Although the connection between psychology and sustainable design practises may not be immediately apparent, our psychological motives and biases have a big impact on the clothes we choose and the ways we dress. Our ability to comprehend these psychological influences will enable us to adopt more ethical fashion practises.
The desire for social approval and belonging is one psychological aspect that affects how we dress. Fashion may be a method to show that we belong to and fit in with a certain group or community, which is something that many of us strive towards. But this need for social recognition can make us blindly follow fashion trends, even when they are not ethical or sustainable.

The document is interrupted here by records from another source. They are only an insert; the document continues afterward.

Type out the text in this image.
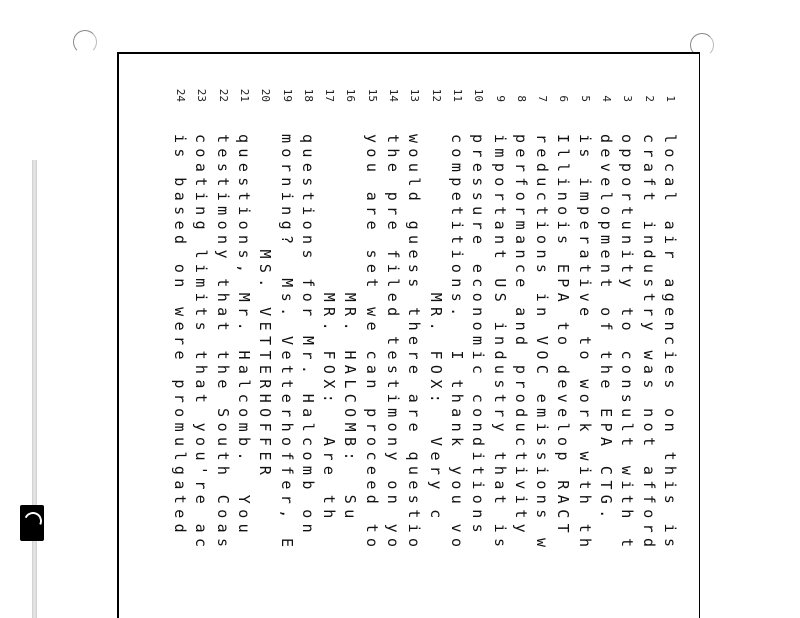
1
local air agencies on this is
2
craft industry was not afford
3
opportunity to consult with t
4
development of the EPA CTG.
5
is imperative to work with th
6
Illinois EPA to develop RACT
7
reductions in VOC emissions w
8
performance and productivity
9
important US industry that is
10
pressure economic conditions
11
competitions.  I thank you vo
12
MR. FOX:  Very c
13
would guess there are questio
14
the pre filed testimony on yo
15
you are set we can proceed to
16
MR. HALCOMB:  Su
17
MR. FOX:  Are th
18
questions for Mr. Halcomb on
19
morning?  Ms. Vetterhoffer, E
20
MS. VETTERHOFFER
21
questions, Mr. Halcomb.  You
22
testimony that the South Coas
23
coating limits that you're ac
24
is based on were promulgated
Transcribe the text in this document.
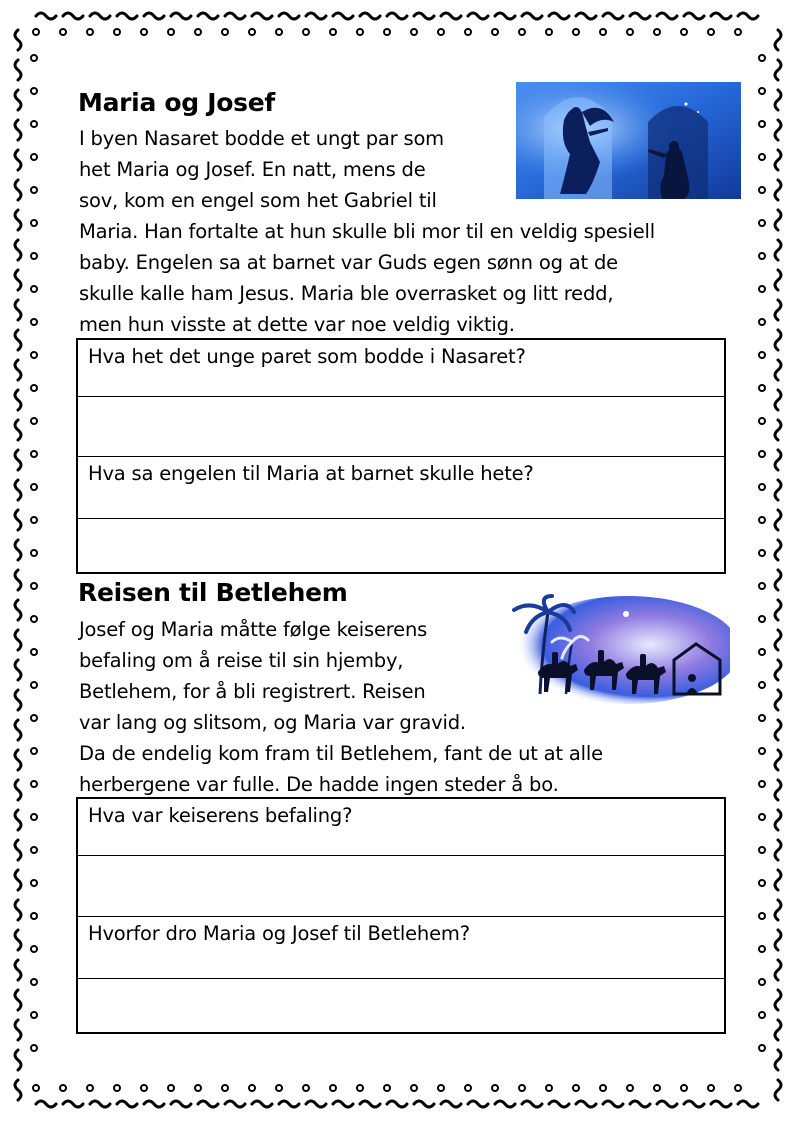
Maria og Josef
I byen Nasaret bodde et ungt par som
het Maria og Josef. En natt, mens de
sov, kom en engel som het Gabriel til
Maria. Han fortalte at hun skulle bli mor til en veldig spesiell
baby. Engelen sa at barnet var Guds egen sønn og at de
skulle kalle ham Jesus. Maria ble overrasket og litt redd,
men hun visste at dette var noe veldig viktig.
Hva het det unge paret som bodde i Nasaret?
Hva sa engelen til Maria at barnet skulle hete?
Reisen til Betlehem
Josef og Maria måtte følge keiserens
befaling om å reise til sin hjemby,
Betlehem, for å bli registrert. Reisen
var lang og slitsom, og Maria var gravid.
Da de endelig kom fram til Betlehem, fant de ut at alle
herbergene var fulle. De hadde ingen steder å bo.
Hva var keiserens befaling?
Hvorfor dro Maria og Josef til Betlehem?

The drive for self-expression and originality is another psychological component that affects our choices in clothing. Each of us has an own sense of style and preferences, and dressing up can be a method to do that. Although it is neither required or sustainable, our need for self-expression can sometimes cause us to overconsume and keep looking for new attire.
Psychological biases can also have an impact on our choices in clothing. For instance, the availability bias causes us to overestimate resource availability while underestimating its impact on the environment. This may increase our propensity to purchase apparel without taking sustainability into account.
It can be beneficial to build more sustainable fashion habits if we are aware of the psychological influences on our choices in clothing. We can choose our clothing more thoughtfully and sustainably by being aware of our needs for social approval, self-expression, and individuality as well as by identifying and overcoming psychological biases.